Today, we rightly regard names like “Karl-Marx-Stadt” as a reminder of the insecurity of the East German regime

The nearest attempt at geographical significance comes in the form of the “Liberty Line”, which apparently refers to the “historical independence of the people of the Borough of Havering”. Of course, medieval liberties were never about the “independence of the people” — rather, they were areas in which the powers and responsibilities of the Crown were devolved to a local lord. Somehow, I can’t quite bring myself to believe that this nod towards a particular method of medieval administration was deliberate on TfL’s part. 

Taken together, these new names are a reminder that Britain is not just beset by public sector virtue signalling, but by the laziest, shallowest public sector virtue signalling imaginable. Our ruling class is not just sickeningly woke — they’re not even particularly good at it. 
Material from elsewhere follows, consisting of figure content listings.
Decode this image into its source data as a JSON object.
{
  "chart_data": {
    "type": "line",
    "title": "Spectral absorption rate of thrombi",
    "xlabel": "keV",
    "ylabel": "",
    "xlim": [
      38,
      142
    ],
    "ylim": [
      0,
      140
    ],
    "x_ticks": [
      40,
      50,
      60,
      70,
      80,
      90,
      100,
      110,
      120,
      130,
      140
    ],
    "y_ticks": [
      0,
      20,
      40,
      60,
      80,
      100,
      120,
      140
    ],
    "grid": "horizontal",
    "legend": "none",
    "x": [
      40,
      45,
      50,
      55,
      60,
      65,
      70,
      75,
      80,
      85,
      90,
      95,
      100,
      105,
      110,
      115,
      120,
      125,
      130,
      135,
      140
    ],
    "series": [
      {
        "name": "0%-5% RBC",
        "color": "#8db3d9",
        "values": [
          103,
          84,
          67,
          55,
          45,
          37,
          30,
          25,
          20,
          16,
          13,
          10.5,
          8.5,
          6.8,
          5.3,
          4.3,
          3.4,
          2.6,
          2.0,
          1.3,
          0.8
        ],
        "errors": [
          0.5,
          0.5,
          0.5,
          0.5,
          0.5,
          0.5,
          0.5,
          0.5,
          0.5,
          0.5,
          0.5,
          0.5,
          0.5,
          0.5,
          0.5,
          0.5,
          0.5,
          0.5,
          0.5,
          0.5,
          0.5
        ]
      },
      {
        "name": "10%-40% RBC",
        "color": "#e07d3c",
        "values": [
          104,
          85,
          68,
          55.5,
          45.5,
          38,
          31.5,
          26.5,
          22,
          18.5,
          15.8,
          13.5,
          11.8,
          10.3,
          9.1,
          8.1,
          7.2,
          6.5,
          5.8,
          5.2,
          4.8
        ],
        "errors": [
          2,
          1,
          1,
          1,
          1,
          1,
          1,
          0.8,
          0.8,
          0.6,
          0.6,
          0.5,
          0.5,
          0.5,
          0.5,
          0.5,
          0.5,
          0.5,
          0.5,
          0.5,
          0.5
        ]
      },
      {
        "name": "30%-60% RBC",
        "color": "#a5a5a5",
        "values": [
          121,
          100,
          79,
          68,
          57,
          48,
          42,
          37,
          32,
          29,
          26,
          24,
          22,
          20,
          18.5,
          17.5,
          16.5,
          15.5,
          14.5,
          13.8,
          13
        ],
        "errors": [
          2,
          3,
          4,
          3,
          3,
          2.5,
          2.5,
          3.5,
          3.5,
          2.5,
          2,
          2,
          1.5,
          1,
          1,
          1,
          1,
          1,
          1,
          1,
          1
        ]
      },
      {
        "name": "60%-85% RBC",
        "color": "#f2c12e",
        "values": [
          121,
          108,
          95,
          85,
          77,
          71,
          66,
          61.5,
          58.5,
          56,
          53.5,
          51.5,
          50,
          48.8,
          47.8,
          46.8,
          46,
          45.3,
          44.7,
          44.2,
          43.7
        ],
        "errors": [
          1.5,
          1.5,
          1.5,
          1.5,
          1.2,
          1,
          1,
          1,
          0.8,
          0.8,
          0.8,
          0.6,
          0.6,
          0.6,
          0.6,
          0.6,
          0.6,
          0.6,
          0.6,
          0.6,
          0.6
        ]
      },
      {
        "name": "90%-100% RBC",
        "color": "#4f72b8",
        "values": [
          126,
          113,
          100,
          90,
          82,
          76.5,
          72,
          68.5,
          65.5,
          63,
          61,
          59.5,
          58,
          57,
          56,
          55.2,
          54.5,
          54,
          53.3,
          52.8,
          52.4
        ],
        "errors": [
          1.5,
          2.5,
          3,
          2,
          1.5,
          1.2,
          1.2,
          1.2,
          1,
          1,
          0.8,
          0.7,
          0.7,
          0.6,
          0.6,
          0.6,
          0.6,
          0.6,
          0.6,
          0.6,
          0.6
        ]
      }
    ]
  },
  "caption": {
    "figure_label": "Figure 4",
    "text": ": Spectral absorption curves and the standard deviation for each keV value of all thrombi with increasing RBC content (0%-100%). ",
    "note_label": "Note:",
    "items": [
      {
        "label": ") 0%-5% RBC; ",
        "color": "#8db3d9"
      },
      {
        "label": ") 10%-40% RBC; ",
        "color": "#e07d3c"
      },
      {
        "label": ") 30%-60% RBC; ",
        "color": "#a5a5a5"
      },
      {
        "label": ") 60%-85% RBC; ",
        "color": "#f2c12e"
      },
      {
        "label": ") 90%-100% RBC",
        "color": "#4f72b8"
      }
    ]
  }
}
If there is to be one silver lining on this particular cloud, let it be this — our left-liberal establishment’s obsession with reminding you that Britain is progressive and diverse is a sign of just how insecure their position is.

Don’t believe me? Between 1953 and 1990, the east German city of Chemnitz was known as “Karl-Marx-Stadt”, a clumsy tribute to the founding father of communism. This was not an isolated incident; the first few decades of the GDR’s existence were punctuated by an aggressive campaign of rebranding, as petty functionaries worked to erase any visible reminders of pre-communist Germany. Today, we rightly regard names like “Karl-Marx-Stadt” as a reminder of the insecurity of the East German regime — perhaps one day we’ll all look back on renaming campaigns like this one with a similar sense of ridicule.